Although the main product that comes from the ground in Dubai is still oil, a handful of local farmers and producers have begun challenging Dubai’s horticultural history. Farmers markets have become trendy for locals excited to eat the first fruits of Dubai’s new organic farming movement, where regular vendors sell everything from fresh flowers and organic spinach to seasonal strawberries and cage-free eggs. Spend the day doing yoga at the Farmers’ Market on the Terrace or hang out listening to local bands at the Ripe Night Market.
Shopping is as much a part of the culture in Dubai as gambling is in Las Vegas, and although you won’t find locals hanging out at the mammoth malls of Dubai, you will find them spending their hard-earned dirham with the same fervor as any tourist. Locals tend to shop at places like The Courtyard or the new D3 Design District, where Emirati artists have set up shop, like designer Maryam AL Selaich’s chic fashion studio, Slouchy’z. With such a huge turnover rate from expats coming and going through Dubai, the vintage and secondhand stores are out of this world. Check out Bambah for a mix of vintage goods and a few of the founder’s own designs, or head to Garderobe for amazing designer finds including gently worn Chanel jackets, DVF dresses, and Bottega Veneta bags at fractions of their retail prices.
Support the Expats
The city has been burned in the past by foreigners coming in for short-term work visas and heading home before so much as changing their mailing addresses. But in recent years, many expats have begun to call Dubai home and have invested in the local culture and art scene. The Courtyard Playhouse is full of funny foreigners performing stand-up and improv nights weekly, while AlSerkal Avenue has become a hub for artists and craftspeople looking to display their original art in this renovated warehouse space in Al Quoz.

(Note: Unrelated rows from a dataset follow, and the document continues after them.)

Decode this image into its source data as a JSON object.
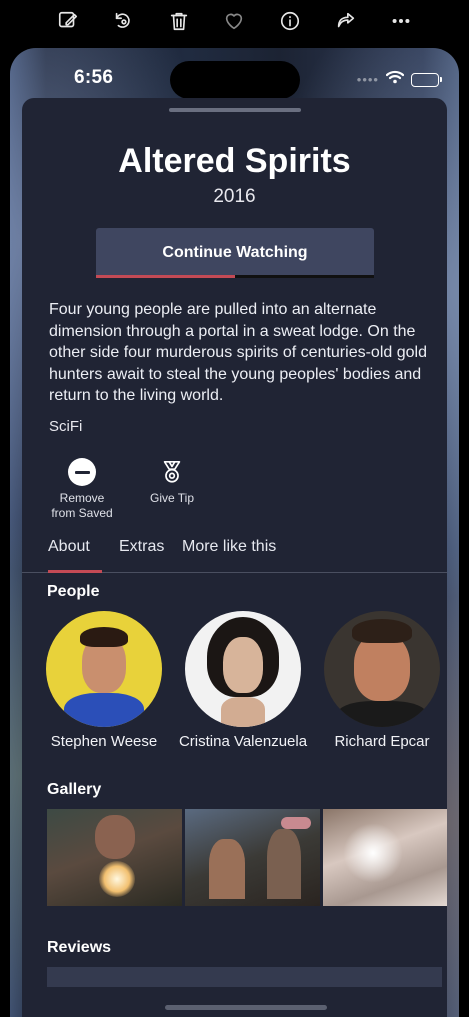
{
  "viewer_toolbar": {
    "icons": [
      "edit-icon",
      "rotate-icon",
      "trash-icon",
      "heart-icon",
      "info-icon",
      "share-icon",
      "more-icon"
    ]
  },
  "status": {
    "time": "6:56",
    "dots": "••••"
  },
  "movie": {
    "title": "Altered Spirits",
    "year": "2016",
    "continue_label": "Continue Watching",
    "progress": 0.5,
    "description": "Four young people are pulled into an alternate dimension through a portal in a sweat lodge. On the other side four murderous spirits of centuries-old gold hunters await to steal the young peoples' bodies and return to the living world.",
    "genre": "SciFi"
  },
  "actions": {
    "remove_label_1": "Remove",
    "remove_label_2": "from Saved",
    "tip_label": "Give Tip"
  },
  "tabs": [
    "About",
    "Extras",
    "More like this"
  ],
  "sections": {
    "people": "People",
    "gallery": "Gallery",
    "reviews": "Reviews"
  },
  "people": [
    "Stephen Weese",
    "Cristina Valenzuela",
    "Richard Epcar"
  ],
  "colors": {
    "sheet": "#202434",
    "accent": "#c44a55",
    "button": "#3f4660"
  }
}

Emiratis and expats alike are beginning to take more pride in Dubai’s idiosyncrasies and eccentric offerings and they’re trying to get the message out to the rest of the world through social media. Follow @MyDubai on Instagram to see shots from locals on some unique things to do, see, and eat around Dubai, like the weekly outdoor cinema projected for free outside Wafi Mall, or the new BBQ, Donuts, outside the Dubai Creek Yacht & Golf Club that lets groups grill while floating down the creek on a giant inflatable donut.